A wise man once said:
Courtesy is the sister of charity. It extinguishes hatred and kindles love.
It follows, therefore, in our oftentimes arrogant and violent society that there is a need for even more courtesy.
A sincere and well expressed thank you is expected when you are at the receiving end of some act of kindness. Yet how many times have we forgotten to express this sentiment in time and with sincerity. Do we know how to say thank you? In our relationship with our wife / husband, our colleague / boss, our neighbour or even with the postman or delivery personnel, we should always express thanks for an act of kindness or thoughtfulness. Thank you is not merely a kind expression to use with strangers but it is just as important to say thank you to your wife, colleague, boss or friend as the case maybe.

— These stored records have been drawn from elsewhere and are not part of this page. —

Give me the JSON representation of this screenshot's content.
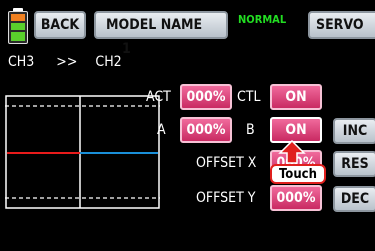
{
  "header": {
    "back_label": "BACK",
    "model_name_label": "MODEL NAME",
    "model_number": "1",
    "status_label": "NORMAL",
    "right_button_label": "SERVO"
  },
  "route": {
    "from": "CH3",
    "arrow": ">>",
    "to": "CH2"
  },
  "rows": {
    "act_label": "ACT",
    "act_value": "000%",
    "ctl_label": "CTL",
    "ctl_value": "ON",
    "a_label": "A",
    "a_value": "000%",
    "b_label": "B",
    "b_value": "ON",
    "offset_x_label": "OFFSET X",
    "offset_x_value": "000%",
    "offset_y_label": "OFFSET Y",
    "offset_y_value": "000%"
  },
  "side_buttons": {
    "inc": "INC",
    "res": "RES",
    "dec": "DEC"
  },
  "touch_hint": "Touch",
  "colors": {
    "status": "#22dd22",
    "graph_left_line": "#e81b1b",
    "graph_right_line": "#1a8fd8",
    "battery_fill": "#5ad02c"
  }
}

Sorry is not the hardest word. But for many obstinate individuals, it seems to be a near impossibility to express their contrition with a sincere apology. In a well known movie, ‘Love Story‘ produced many years ago, starring Ryan O’Neal and Ali MacGraw, it was claimed that ‘Love means never having to say you are sorry‘. This is sheer baloney!
In our lives with our better halves, we are prone to make many mistakes, act harshly at times and sometimes be inconsiderate. We are all guilty of these lapses in good behaviour. In such instances, when we come to the realisation of our mistakes, we should promptly and in good time, sincerely apologise to the other party without reservations. That is the mark of a mature human being.
Likewise, too is the need to apologise promptly and sincerely for a wrong doing at our place of work or even in society in general. Often, we show false pride and refuse to admit our mistakes and therefore offer a sincere apology. We sometimes think it does not matter. It is, however, important and critical for our intellectual and spiritual growth as a human being to readily recognise our mistakes and to thereafter apologise to the party concerned. It is not a sign of weakness. It is, rather a sign of maturity! If we learn to apologise and forgive each other, then the relationship is strengthened over time.
It is, therefore, in our own interest and that of society in general, that we should make it a practice to show common courtesies to one another as a way of life. One of the greatest challenges of modern living is learning how to manage multiple relationships… regardless of whether these relationships are at home, in the office, in the club or in the neighbourhood association. Observing and practising common courtesies is the first step in that direction.